For better or worse, when I had been in the brand and retailer worlds, I had a little bit of a nose up attitude about the service industry. It’s kind of this third-party space and I didn’t quite understand what a media agency really did for a brand and why some of that work was outsourced. Then I came into the service world and fully understood the amount of influence that the agency has in really seeing the bigger picture, being able to influence where the brand goes, where the retailer goes, being a translator to both and across both [retailers and brands] is incredibly powerful.

I feel like I’ve been able to make more meaningful changes in a manufacturer organization within this world than I ever was when I worked within the brand world. And I have much better relationships with the retailers, who truly see us as the customer even more so sometimes than the brand, and the ability to drive change there than I necessarily did when I was driving the day to day of the retailer.

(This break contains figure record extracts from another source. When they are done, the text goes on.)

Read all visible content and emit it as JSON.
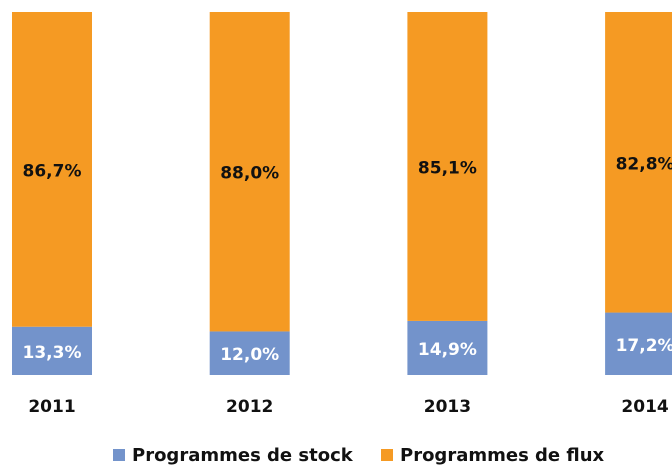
{
  "chart_data": {
    "type": "stacked_bar",
    "categories": [
      "2011",
      "2012",
      "2013",
      "2014"
    ],
    "series": [
      {
        "name": "Programmes de stock",
        "color": "#7393cb",
        "values": [
          13.3,
          12.0,
          14.9,
          17.2
        ],
        "value_labels": [
          "13,3%",
          "12,0%",
          "14,9%",
          "17,2%"
        ]
      },
      {
        "name": "Programmes de flux",
        "color": "#f59a23",
        "values": [
          86.7,
          88.0,
          85.1,
          82.8
        ],
        "value_labels": [
          "86,7%",
          "88,0%",
          "85,1%",
          "82,8%"
        ]
      }
    ],
    "ylim": [
      0,
      100
    ]
  }
}
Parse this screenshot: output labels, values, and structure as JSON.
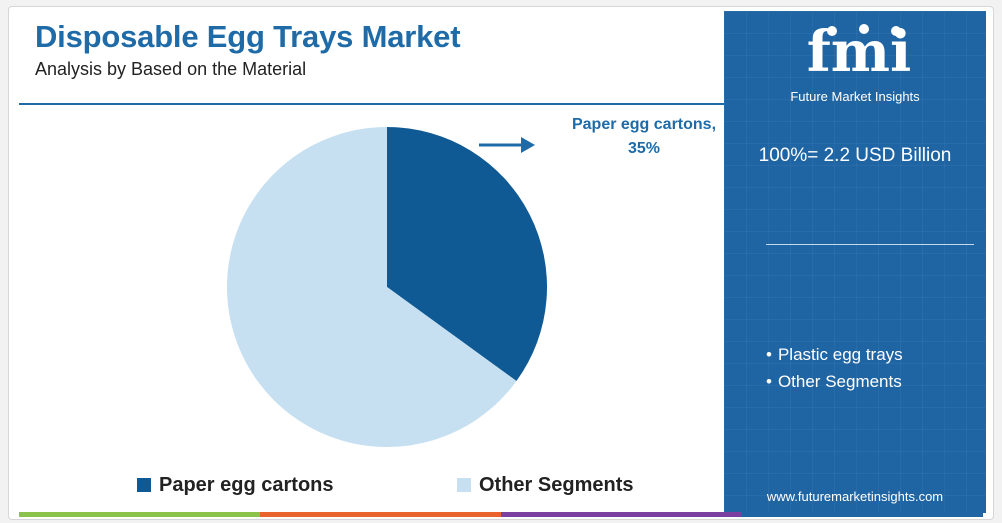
{
  "header": {
    "title": "Disposable Egg Trays Market",
    "subtitle": "Analysis by Based on the Material"
  },
  "chart_data": {
    "type": "pie",
    "slices": [
      {
        "label": "Paper egg cartons",
        "value": 35,
        "color": "#0f5a94"
      },
      {
        "label": "Other Segments",
        "value": 65,
        "color": "#c6e0f2"
      }
    ],
    "callout": "Paper egg cartons, 35%",
    "legend": [
      "Paper egg cartons",
      "Other Segments"
    ],
    "legend_position": "bottom"
  },
  "callout": {
    "line1": "Paper egg cartons,",
    "line2": "35%"
  },
  "legend": {
    "item1": "Paper egg cartons",
    "item2": "Other Segments"
  },
  "panel": {
    "brand_mark": "fmi",
    "brand_name": "Future Market Insights",
    "total": "100%= 2.2 USD Billion",
    "segments": [
      "Plastic egg trays",
      "Other Segments"
    ],
    "website": "www.futuremarketinsights.com",
    "background_color": "#1f64a3"
  },
  "bottom_bar_colors": [
    "#8bc34a",
    "#e8642c",
    "#7b3fa0",
    "#1f64a3"
  ]
}
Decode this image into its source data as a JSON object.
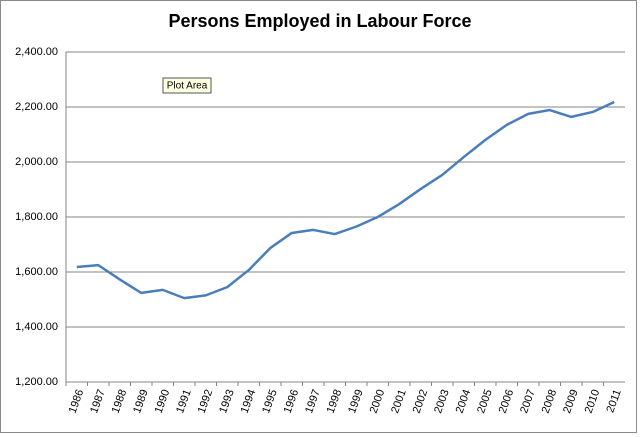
{
  "chart_data": {
    "type": "line",
    "title": "Persons Employed in Labour Force",
    "annotation": "Plot Area",
    "categories": [
      "1986",
      "1987",
      "1988",
      "1989",
      "1990",
      "1991",
      "1992",
      "1993",
      "1994",
      "1995",
      "1996",
      "1997",
      "1998",
      "1999",
      "2000",
      "2001",
      "2002",
      "2003",
      "2004",
      "2005",
      "2006",
      "2007",
      "2008",
      "2009",
      "2010",
      "2011"
    ],
    "series": [
      {
        "color": "#4a7ebb",
        "values": [
          1618,
          1625,
          1573,
          1524,
          1535,
          1505,
          1515,
          1545,
          1607,
          1687,
          1742,
          1753,
          1738,
          1765,
          1800,
          1847,
          1902,
          1953,
          2018,
          2080,
          2135,
          2175,
          2189,
          2164,
          2182,
          2218
        ]
      }
    ],
    "ylim": [
      1200,
      2400
    ],
    "yticks": [
      {
        "value": 1200,
        "label": "1,200.00"
      },
      {
        "value": 1400,
        "label": "1,400.00"
      },
      {
        "value": 1600,
        "label": "1,600.00"
      },
      {
        "value": 1800,
        "label": "1,800.00"
      },
      {
        "value": 2000,
        "label": "2,000.00"
      },
      {
        "value": 2200,
        "label": "2,200.00"
      },
      {
        "value": 2400,
        "label": "2,400.00"
      }
    ],
    "grid": true
  }
}
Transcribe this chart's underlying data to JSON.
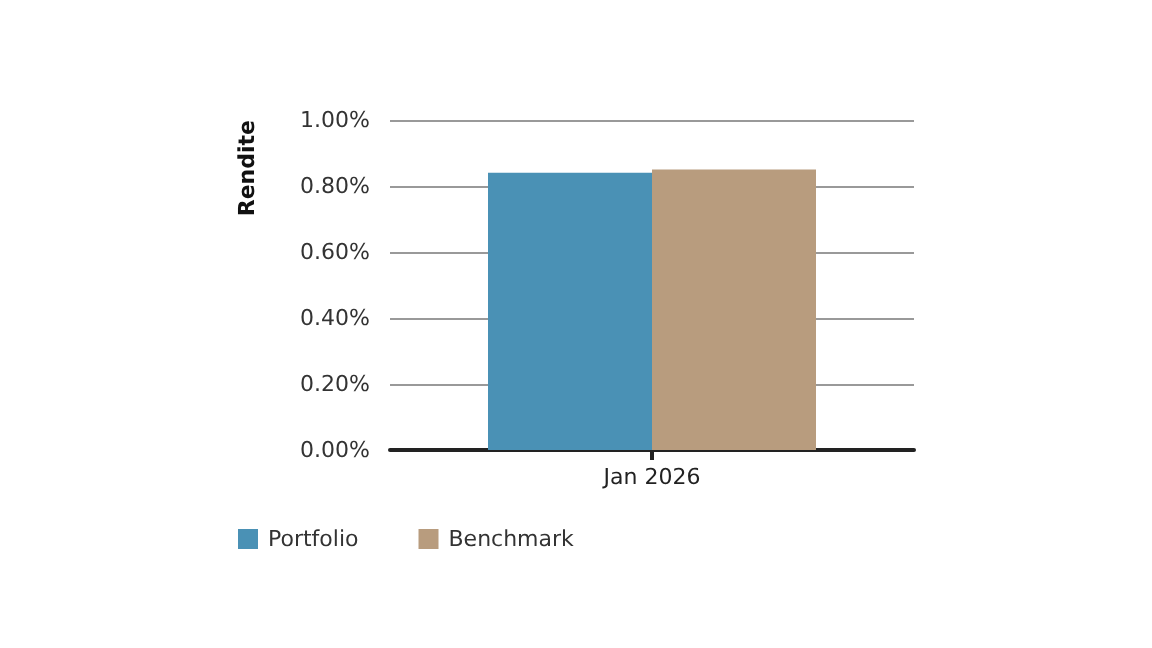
{
  "chart_data": {
    "type": "bar",
    "ylabel": "Rendite",
    "categories": [
      "Jan 2026"
    ],
    "series": [
      {
        "name": "Portfolio",
        "color": "#4a91b5",
        "values": [
          0.84
        ]
      },
      {
        "name": "Benchmark",
        "color": "#b89c7e",
        "values": [
          0.85
        ]
      }
    ],
    "ylim": [
      0,
      1
    ],
    "yticks": [
      {
        "value": 0,
        "label": "0.00%"
      },
      {
        "value": 0.2,
        "label": "0.20%"
      },
      {
        "value": 0.4,
        "label": "0.40%"
      },
      {
        "value": 0.6,
        "label": "0.60%"
      },
      {
        "value": 0.8,
        "label": "0.80%"
      },
      {
        "value": 1,
        "label": "1.00%"
      }
    ],
    "grid": "y",
    "legend": "bottom left"
  }
}
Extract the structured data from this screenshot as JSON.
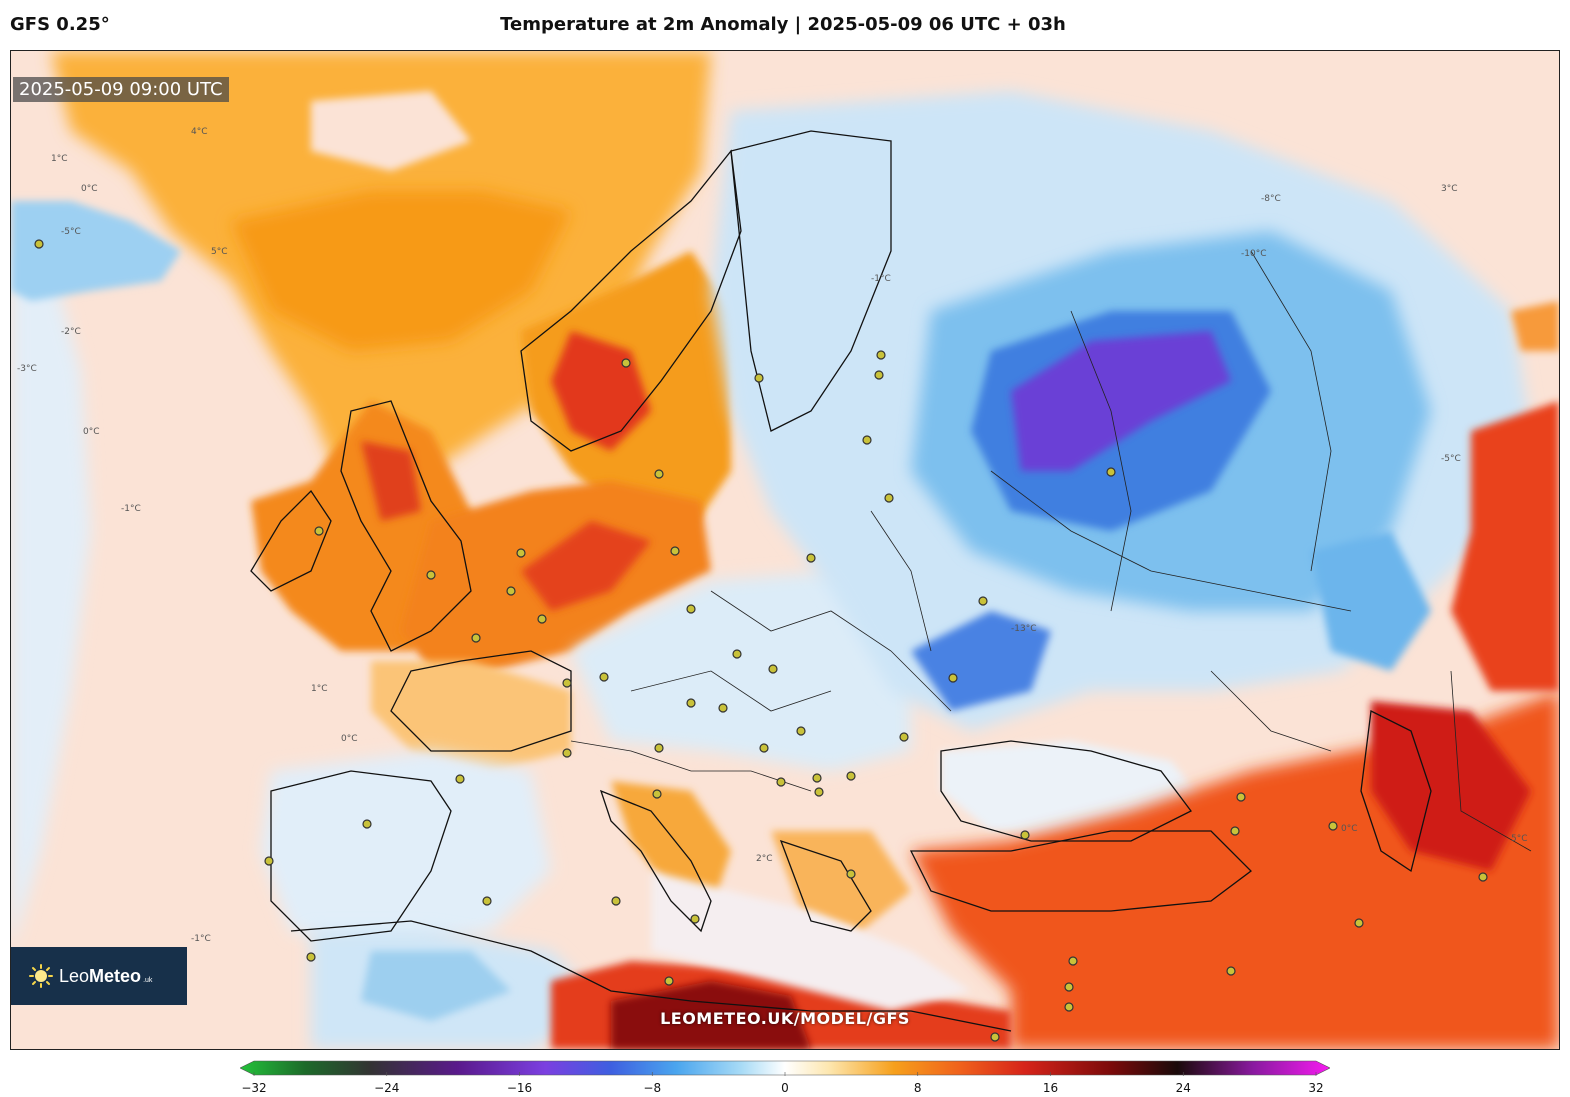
{
  "header": {
    "model": "GFS 0.25°",
    "title": "Temperature at 2m Anomaly | 2025-05-09 06 UTC + 03h"
  },
  "map": {
    "timestamp": "2025-05-09 09:00 UTC",
    "watermark": "LEOMETEO.UK/MODEL/GFS",
    "logo": {
      "prefix": "Leo",
      "bold": "Meteo",
      "tld": ".uk",
      "icon": "sun-icon"
    },
    "contour_labels": [
      "4°C",
      "0°C",
      "1°C",
      "-5°C",
      "5°C",
      "-2°C",
      "-3°C",
      "0°C",
      "-1°C",
      "1°C",
      "0°C",
      "2°C",
      "-1°C",
      "-10°C",
      "-8°C",
      "-13°C",
      "-1°C",
      "0°C",
      "3°C",
      "5°C",
      "-5°C"
    ],
    "colors": {
      "warm_strong": "#e8341c",
      "warm": "#f7a21b",
      "warm_light": "#fbd49a",
      "neutral": "#fbe3d6",
      "cool_light": "#dcecf8",
      "cool": "#7cc3ef",
      "cold": "#3d86e0",
      "very_cold": "#6b3fd6"
    }
  },
  "colorbar": {
    "min": -32,
    "max": 32,
    "ticks": [
      "−32",
      "−24",
      "−16",
      "−8",
      "0",
      "8",
      "16",
      "24",
      "32"
    ],
    "tick_values": [
      -32,
      -24,
      -16,
      -8,
      0,
      8,
      16,
      24,
      32
    ]
  }
}
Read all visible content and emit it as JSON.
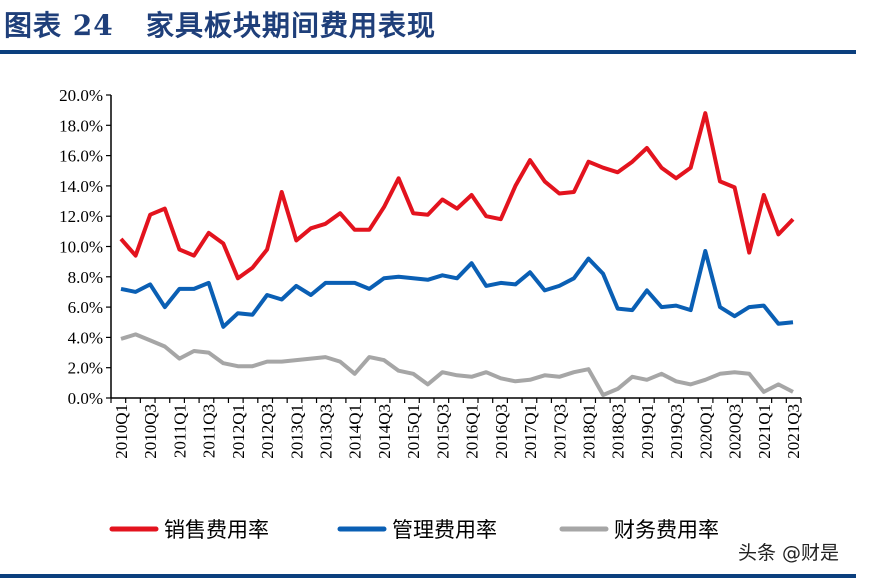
{
  "header": {
    "figure_label": "图表 24",
    "title": "家具板块期间费用表现"
  },
  "watermark": "头条 @财是",
  "chart_data": {
    "type": "line",
    "title": "家具板块期间费用表现",
    "xlabel": "",
    "ylabel": "",
    "ylim": [
      0,
      20
    ],
    "y_ticks": [
      "0.0%",
      "2.0%",
      "4.0%",
      "6.0%",
      "8.0%",
      "10.0%",
      "12.0%",
      "14.0%",
      "16.0%",
      "18.0%",
      "20.0%"
    ],
    "grid": false,
    "legend_position": "bottom",
    "x": [
      "2010Q1",
      "2010Q2",
      "2010Q3",
      "2010Q4",
      "2011Q1",
      "2011Q2",
      "2011Q3",
      "2011Q4",
      "2012Q1",
      "2012Q2",
      "2012Q3",
      "2012Q4",
      "2013Q1",
      "2013Q2",
      "2013Q3",
      "2013Q4",
      "2014Q1",
      "2014Q2",
      "2014Q3",
      "2014Q4",
      "2015Q1",
      "2015Q2",
      "2015Q3",
      "2015Q4",
      "2016Q1",
      "2016Q2",
      "2016Q3",
      "2016Q4",
      "2017Q1",
      "2017Q2",
      "2017Q3",
      "2017Q4",
      "2018Q1",
      "2018Q2",
      "2018Q3",
      "2018Q4",
      "2019Q1",
      "2019Q2",
      "2019Q3",
      "2019Q4",
      "2020Q1",
      "2020Q2",
      "2020Q3",
      "2020Q4",
      "2021Q1",
      "2021Q2",
      "2021Q3"
    ],
    "x_tick_labels": [
      "2010Q1",
      "2010Q3",
      "2011Q1",
      "2011Q3",
      "2012Q1",
      "2012Q3",
      "2013Q1",
      "2013Q3",
      "2014Q1",
      "2014Q3",
      "2015Q1",
      "2015Q3",
      "2016Q1",
      "2016Q3",
      "2017Q1",
      "2017Q3",
      "2018Q1",
      "2018Q3",
      "2019Q1",
      "2019Q3",
      "2020Q1",
      "2020Q3",
      "2021Q1",
      "2021Q3"
    ],
    "series": [
      {
        "name": "销售费用率",
        "color": "#e3131e",
        "values": [
          10.5,
          9.4,
          12.1,
          12.5,
          9.8,
          9.4,
          10.9,
          10.2,
          7.9,
          8.6,
          9.8,
          13.6,
          10.4,
          11.2,
          11.5,
          12.2,
          11.1,
          11.1,
          12.6,
          14.5,
          12.2,
          12.1,
          13.1,
          12.5,
          13.4,
          12.0,
          11.8,
          14.0,
          15.7,
          14.3,
          13.5,
          13.6,
          15.6,
          15.2,
          14.9,
          15.6,
          16.5,
          15.2,
          14.5,
          15.2,
          18.8,
          14.3,
          13.9,
          9.6,
          13.4,
          10.8,
          11.8
        ]
      },
      {
        "name": "管理费用率",
        "color": "#0a5fb4",
        "values": [
          7.2,
          7.0,
          7.5,
          6.0,
          7.2,
          7.2,
          7.6,
          4.7,
          5.6,
          5.5,
          6.8,
          6.5,
          7.4,
          6.8,
          7.6,
          7.6,
          7.6,
          7.2,
          7.9,
          8.0,
          7.9,
          7.8,
          8.1,
          7.9,
          8.9,
          7.4,
          7.6,
          7.5,
          8.3,
          7.1,
          7.4,
          7.9,
          9.2,
          8.2,
          5.9,
          5.8,
          7.1,
          6.0,
          6.1,
          5.8,
          9.7,
          6.0,
          5.4,
          6.0,
          6.1,
          4.9,
          5.0
        ]
      },
      {
        "name": "财务费用率",
        "color": "#a6a6a6",
        "values": [
          3.9,
          4.2,
          3.8,
          3.4,
          2.6,
          3.1,
          3.0,
          2.3,
          2.1,
          2.1,
          2.4,
          2.4,
          2.5,
          2.6,
          2.7,
          2.4,
          1.6,
          2.7,
          2.5,
          1.8,
          1.6,
          0.9,
          1.7,
          1.5,
          1.4,
          1.7,
          1.3,
          1.1,
          1.2,
          1.5,
          1.4,
          1.7,
          1.9,
          0.2,
          0.6,
          1.4,
          1.2,
          1.6,
          1.1,
          0.9,
          1.2,
          1.6,
          1.7,
          1.6,
          0.4,
          0.9,
          0.4
        ]
      }
    ]
  }
}
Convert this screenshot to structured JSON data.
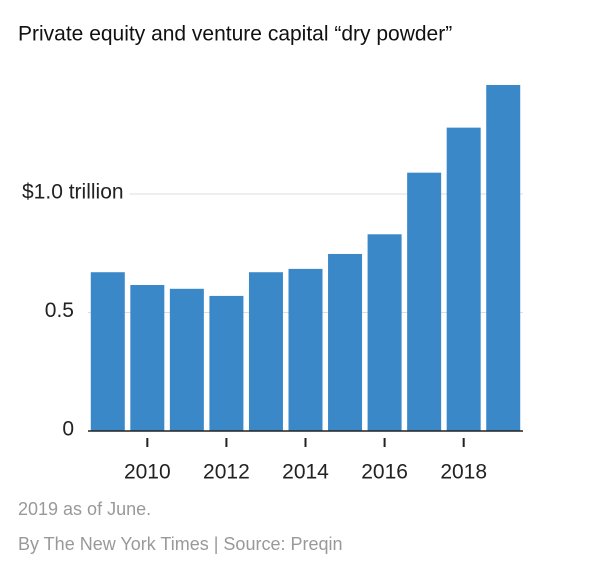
{
  "chart_data": {
    "type": "bar",
    "title": "Private equity and venture capital “dry powder”",
    "categories": [
      null,
      "2010",
      null,
      "2012",
      null,
      "2014",
      null,
      "2016",
      null,
      "2018",
      null
    ],
    "values": [
      0.67,
      0.616,
      0.6,
      0.57,
      0.67,
      0.684,
      0.747,
      0.83,
      1.09,
      1.28,
      1.46
    ],
    "color": "#3b88c9",
    "ylim": [
      0,
      1.5
    ],
    "yticks": [
      0,
      0.5,
      {
        "value": 1.0,
        "label": "$1.0 trillion"
      }
    ],
    "grid": true,
    "notes": [
      "2019 as of June.",
      "By The New York Times | Source: Preqin"
    ]
  }
}
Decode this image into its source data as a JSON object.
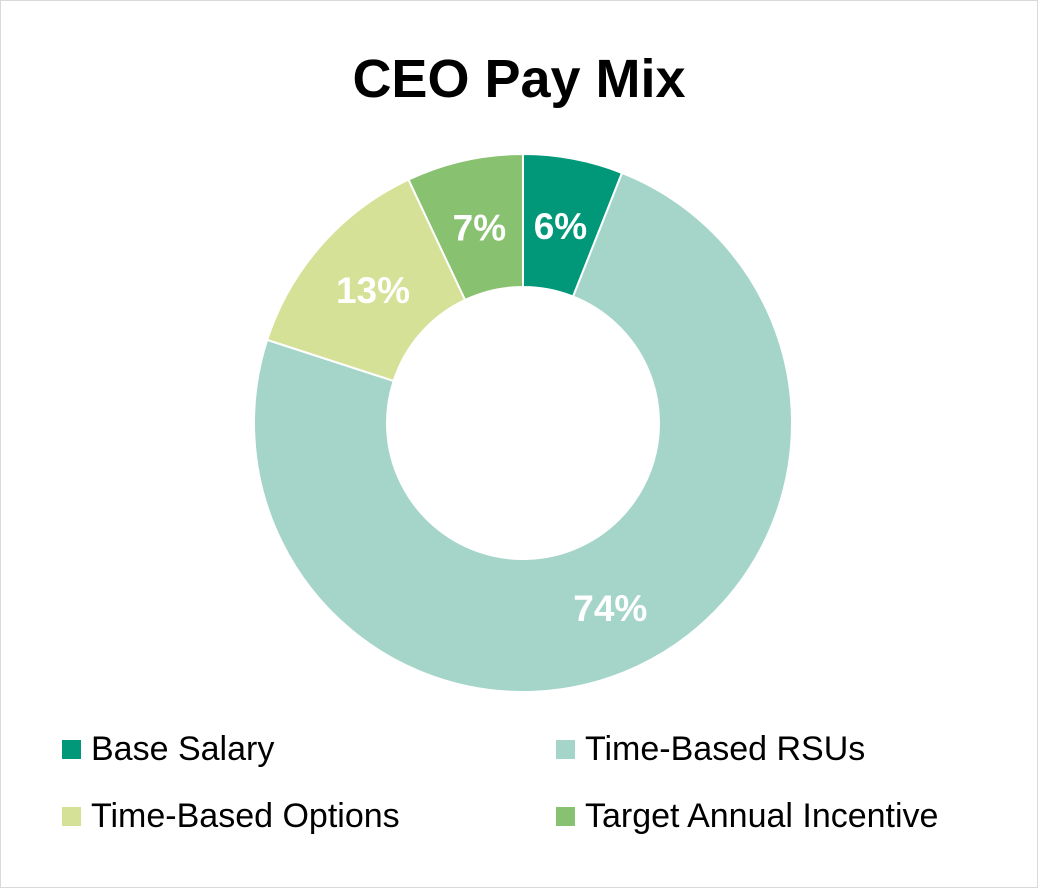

It’s so interesting how close this space is, and yet everyone puts another component of it on a pedestal. That need to work seamlessly, and honestly the respect that I have for the agency and service component of [e-commerce] has grown drastically.”

The truest lesson that Abi has learned so far from these intertwined industries within the world of eCommerce is the value of karma.

“It is a small world, and it is very relationship-based; technology first, but relationships matter. Having had good working relationships with folks within that retailer world and having worked within the walls of a brand where folks within that brand went to work at other brands, taught me to focus on seeing the good in people and make sure that that’s what I bring to the table. You end up working with a lot of the same people over and over again and so that piece really matters.”